Former Broadcom engineer accused of pinching chip tech to share with new Chinese employer
A federal grand jury has charged a former Broadcom engineer with stealing trade secrets and using them while working at a new employer – a Chinese chip start-up.
The indictment against Peter Kisang Kim, a 20-year veteran of the San Jose-based semiconductor and infrastructure software product company, was unsealed yesterday.
Kim allegedly lifted the trade secrets from one of Broadcom’s employee-only repositories as he prepared to leave the company in July of 2020. The stolen information included details of what the US Justice Department described as products “associated with a Broadcom family of chips often used in high-volume data centers”.

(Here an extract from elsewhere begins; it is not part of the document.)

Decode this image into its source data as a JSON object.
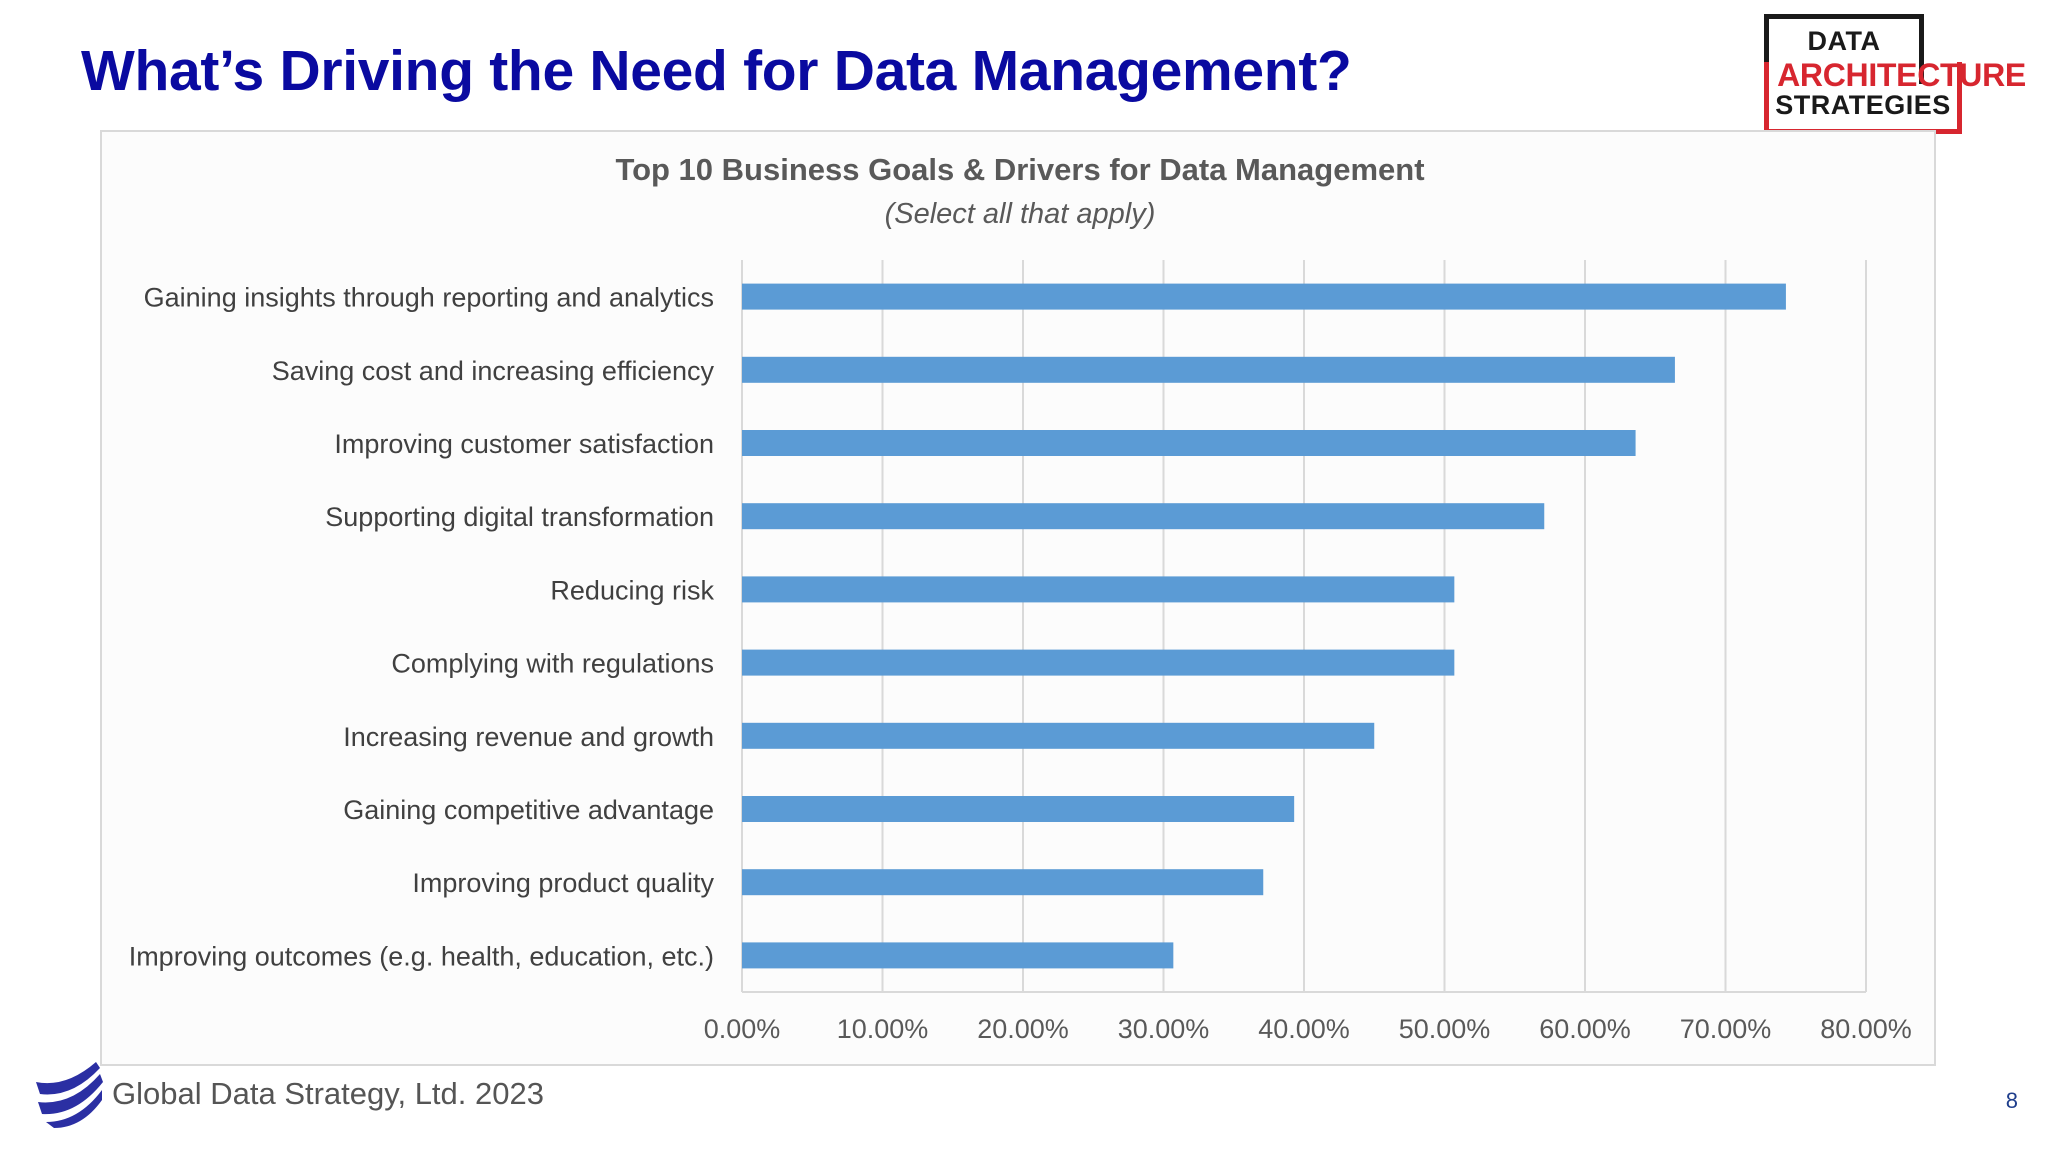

Kim’s new employer, where he started work ten days after leaving Broadcom, was a China-based chip start-up that targets the Middle Kingdom’s domestic market for networking silicon and related chip design services.
The US Attorney’s office in San Francisco alleges that over the next nine months Kim used Broadcom trade secrets on devices he worked on at his new gig.
Kim’s been charged with 18 counts of trade secret theft, which could result in ten years jail time, a $250,000 fine and three years of supervised release – for each of the counts. That means up to 180 years and $4.5 million. He has pleaded not guilty and is out on bond.
The US does not want China getting its hands on digital technology trade secrets. In late 2020 its Department of Homeland Security published a guide that warned against even using Chinese tech for fear of theft of trade secrets, plus other risks. While Beijing has promised to maybe kinda stop the economic espionage of the past, the longstanding IP theft appears to persist.
But just what leaked from Broadcom is unclear and the DoJ’s description of “chips often used in high-volume data centers” could mean almost anything.
The Reg can’t imagine it means the Fiber Channel products Broadcom purchasedalong with Brocade in 2016 – an analysis we offer with full admiration for the SAN tech, and a little regret that it never got the reception it deserved.
In other Broadcom news, the company spent yesterday talking to investors about its software portfolio, which is dominated by the remnants of Symantec and CA.
The company revealed that its software biz delivers $5.2 billion of annual recurring revenue, more than half of which comes from subscriptions. Investors were told that Broadcom Software has “grown both average deal duration by increasing multiyear bookings as well as the number of deals that represent more than $1 million of annualized booking value”.
Its strategy is to focus on “partnering with the largest multinational customers to provide a comprehensive portfolio of industry-leading solutions and generate sustainable revenue”.